夏の空を仰ぐ花 ~太陽が見てるからside story

「引退した後、若奈のわがままに付き合ってたらいつの間にか卒業してた気がするなあ」


「ふうん。若奈ちゃんがねえー」


分かる。


少しどころではなく、今のあたしにはその当時の彼女の気持ちが痛いほど分かった。


若奈ちゃんもまた、ひたすら我慢していたのだと思う。


先輩の事が好きだからこそ、我慢したのだと思う。


自分は野球の次の存在である事を理解して、自分なりに受け入れて、必死に噛み砕いて、飲み込んで。

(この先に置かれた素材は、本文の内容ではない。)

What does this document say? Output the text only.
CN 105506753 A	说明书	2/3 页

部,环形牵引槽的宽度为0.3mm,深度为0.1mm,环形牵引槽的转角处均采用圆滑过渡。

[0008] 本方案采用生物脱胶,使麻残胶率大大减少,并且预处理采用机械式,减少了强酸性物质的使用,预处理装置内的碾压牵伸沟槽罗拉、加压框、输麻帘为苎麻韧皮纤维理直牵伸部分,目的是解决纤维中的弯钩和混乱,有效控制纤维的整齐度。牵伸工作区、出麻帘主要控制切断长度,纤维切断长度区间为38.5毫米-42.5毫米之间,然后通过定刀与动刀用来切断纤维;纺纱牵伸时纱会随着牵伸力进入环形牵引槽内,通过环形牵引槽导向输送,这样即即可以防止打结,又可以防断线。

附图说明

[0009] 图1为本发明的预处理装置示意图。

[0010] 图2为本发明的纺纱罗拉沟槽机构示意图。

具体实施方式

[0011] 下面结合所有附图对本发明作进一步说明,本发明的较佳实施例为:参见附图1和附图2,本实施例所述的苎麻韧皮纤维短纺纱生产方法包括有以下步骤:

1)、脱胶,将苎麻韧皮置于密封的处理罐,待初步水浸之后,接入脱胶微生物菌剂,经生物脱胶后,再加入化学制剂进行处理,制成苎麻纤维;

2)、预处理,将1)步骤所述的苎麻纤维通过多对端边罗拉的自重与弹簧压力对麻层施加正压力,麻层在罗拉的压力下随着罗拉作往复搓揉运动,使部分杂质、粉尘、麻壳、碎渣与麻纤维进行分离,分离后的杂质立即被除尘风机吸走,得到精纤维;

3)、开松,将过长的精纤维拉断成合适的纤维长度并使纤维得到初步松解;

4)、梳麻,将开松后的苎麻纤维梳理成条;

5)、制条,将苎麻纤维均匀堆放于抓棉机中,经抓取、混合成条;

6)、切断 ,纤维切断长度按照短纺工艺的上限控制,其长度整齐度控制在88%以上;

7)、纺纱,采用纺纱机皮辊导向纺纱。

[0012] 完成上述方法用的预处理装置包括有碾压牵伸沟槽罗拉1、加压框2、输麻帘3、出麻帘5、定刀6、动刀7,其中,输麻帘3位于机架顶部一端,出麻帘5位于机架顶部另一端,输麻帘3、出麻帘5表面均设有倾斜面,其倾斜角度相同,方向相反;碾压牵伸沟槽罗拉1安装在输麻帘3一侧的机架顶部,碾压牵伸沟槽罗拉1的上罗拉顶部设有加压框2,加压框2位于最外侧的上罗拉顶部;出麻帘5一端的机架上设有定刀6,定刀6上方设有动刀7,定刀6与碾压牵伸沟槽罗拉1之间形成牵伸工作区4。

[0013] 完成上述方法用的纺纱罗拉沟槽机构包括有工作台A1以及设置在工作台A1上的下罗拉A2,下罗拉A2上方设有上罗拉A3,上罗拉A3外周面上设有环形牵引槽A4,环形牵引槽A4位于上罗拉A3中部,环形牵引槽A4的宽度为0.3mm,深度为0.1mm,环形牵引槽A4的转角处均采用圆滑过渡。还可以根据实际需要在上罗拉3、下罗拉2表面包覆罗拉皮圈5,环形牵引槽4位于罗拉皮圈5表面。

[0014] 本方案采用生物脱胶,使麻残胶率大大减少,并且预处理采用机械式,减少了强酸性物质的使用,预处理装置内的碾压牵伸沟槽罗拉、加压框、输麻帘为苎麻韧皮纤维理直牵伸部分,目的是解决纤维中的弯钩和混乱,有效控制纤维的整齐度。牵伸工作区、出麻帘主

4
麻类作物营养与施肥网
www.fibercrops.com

「信じらんないね。あの若奈ちゃんがそんなわがままだったなんてさ」


フフ、と吹き出すと、先輩は応援スタンドを見つめて懐かしそうに静かに笑った。


「まあ、な。でも、それくらい我慢させてきたのはこのおれだったんだよなって。そう思ったら、逆に愛しくなってさ」


あの強烈なわがままさえ、と先輩は穏やかな口調で添えた。


グラウンドでは、補欠に何かを告げた健吾がまた元の位置に戻って行った。


「だからさ、わがまま言って困らせるくらい、いいと思うぞ」


「えー……」


まるで、坂道を転がるように、芝生を夏の風が駆け下りて来る。


「あっ!」


帽子が風に押し上げられて、ふわりと浮きあがりそうになった。


「おっと」


それをそっさに押えて、先輩が笑った。


「それくらい我慢させてきたんだから、夏井は。翠ちゃんのこと」


「でもさ」


とうつむくあたしに、やや間を置いて、先輩が言った。


「大丈夫」


山車風のように、熱を孕んだ風がグラウンドに向かって降りて行った。


県立球場を揺らす大歓声とブラスバンドの大音響が、先輩の声をかき消そうとする。


「それくらいで嫌いになるなら、野球捨てようとしたりしねえよ」


今度は西の方角から東へ、ビュウッと浜風が吹き抜けて行った。


「……え……なに……?」


あたしは、自分の耳を、疑った。


浜風にさらわれそうになった帽子をとっさに押えながら。


「誰が……?」


あたしは、先輩を睨むように見つめた。